For those who aren’t familiar with ATM, a little background. ATM was THE telco-grade packet-switching technology of choice for most carriers globally around the turn of the century. Who knows, there might still be some ATM switches/routers out there in the wild today.
ATM was a powerful beast, with enormous configurability and custom-designed with immense scale in mind. It was created by telco-grade standards bodies with the intent of carrying voice, video, data, whatever, over big data pipes.
With such pedigree, you may be wondering then, how it was beaten out by a technology that was designed to cheaply connect small groups of computers clustered within 100 metres of each other (and a theoretical maximum bandwidth of 10Mbps).
Why does the technology that scaled up to become carrier Ethernet exist in modern telco networks, whereas ATM is largely obsoleted? Others may beg to differ, and there are probably a multitude of factors, but I feel it boils down to operational simplicity. Customers wanted operational simplicity and operators didn’t want to have a degree in ATM just to be able to drive it. By being designed to be all things to all people (carriers), did that make ATM compromised from the start?
Now I’ll state up front that I love the initiative and collaboration being shown by many of the telcos in committing to open-source programs like ONAP. It’s a really exciting time for the industry. It’s a sign that the telcos are wresting control back from the vendors in terms of driving where the collective innovation goes.
Buuuuuuut…..
Just like with ATM, are the big open source programs just too big and too complicated? Do you need a 100% focus on ONAP to be able to make it work, or even to follow all the moving parts? Are these initiatives trying to be all things to all carriers instead of changing needs to more simplified use cases?

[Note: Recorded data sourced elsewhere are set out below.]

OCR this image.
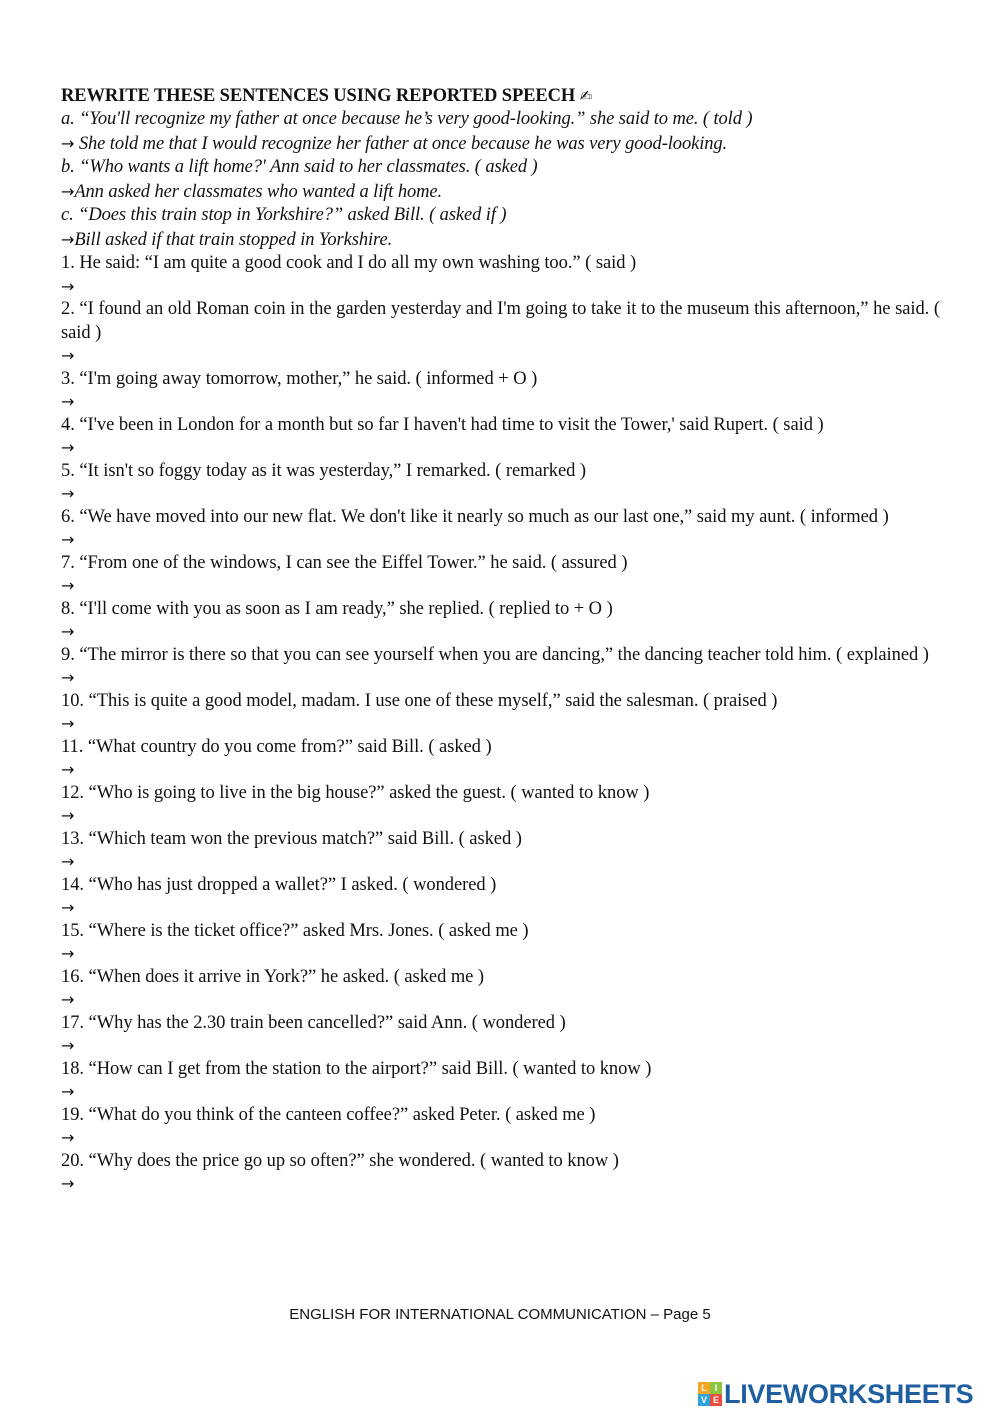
REWRITE THESE SENTENCES USING REPORTED SPEECH ✍
a. “You'll recognize my father at once because he’s very good-looking.” she said to me. ( told )
→ She told me that I would recognize her father at once because he was very good-looking.
b. “Who wants a lift home?' Ann said to her classmates. ( asked )
→Ann asked her classmates who wanted a lift home.
c. “Does this train stop in Yorkshire?” asked Bill. ( asked if )
→Bill asked if that train stopped in Yorkshire.
1. He said: “I am quite a good cook and I do all my own washing too.” ( said )
→
2. “I found an old Roman coin in the garden yesterday and I'm going to take it to the museum this afternoon,” he said. ( said )
→
3. “I'm going away tomorrow, mother,” he said. ( informed + O )
→
4. “I've been in London for a month but so far I haven't had time to visit the Tower,' said Rupert. ( said )
→
5. “It isn't so foggy today as it was yesterday,” I remarked. ( remarked )
→
6. “We have moved into our new flat. We don't like it nearly so much as our last one,” said my aunt. ( informed )
→
7. “From one of the windows, I can see the Eiffel Tower.” he said. ( assured )
→
8. “I'll come with you as soon as I am ready,” she replied. ( replied to + O )
→
9. “The mirror is there so that you can see yourself when you are dancing,” the dancing teacher told him. ( explained )
→
10. “This is quite a good model, madam. I use one of these myself,” said the salesman. ( praised )
→
11. “What country do you come from?” said Bill. ( asked )
→
12. “Who is going to live in the big house?” asked the guest. ( wanted to know )
→
13. “Which team won the previous match?” said Bill. ( asked )
→
14. “Who has just dropped a wallet?” I asked. ( wondered )
→
15. “Where is the ticket office?” asked Mrs. Jones. ( asked me )
→
16. “When does it arrive in York?” he asked. ( asked me )
→
17. “Why has the 2.30 train been cancelled?” said Ann. ( wondered )
→
18. “How can I get from the station to the airport?” said Bill. ( wanted to know )
→
19. “What do you think of the canteen coffee?” asked Peter. ( asked me )
→
20. “Why does the price go up so often?” she wondered. ( wanted to know )
→
ENGLISH FOR INTERNATIONAL COMMUNICATION – Page 5
L I
V E LIVEWORKSHEETS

“Sometimes the ‘right’ way to do it just doesn’t exist yet, but often it does exist but is very expensive. So, the question is whether the ‘cheap, bad’ solution gets better faster than the ‘expensive, good’ solution gets cheap. In the broader tech industry (as described in the ‘disruption’ concept), generally the cheap product gets good. The way that the PC grew and killed specialized professional hardware vendors like Sun and SGi is a good example. However, in mobile it has tended to be the other way around – the expensive good product gets cheaper faster than the cheap bad product can get good.”
Ben Evans here.
Is there an Ethernet equivalent in the OSS world, something that’s “cheap, bad” but getting better (and getting customer buy-in) rapidly?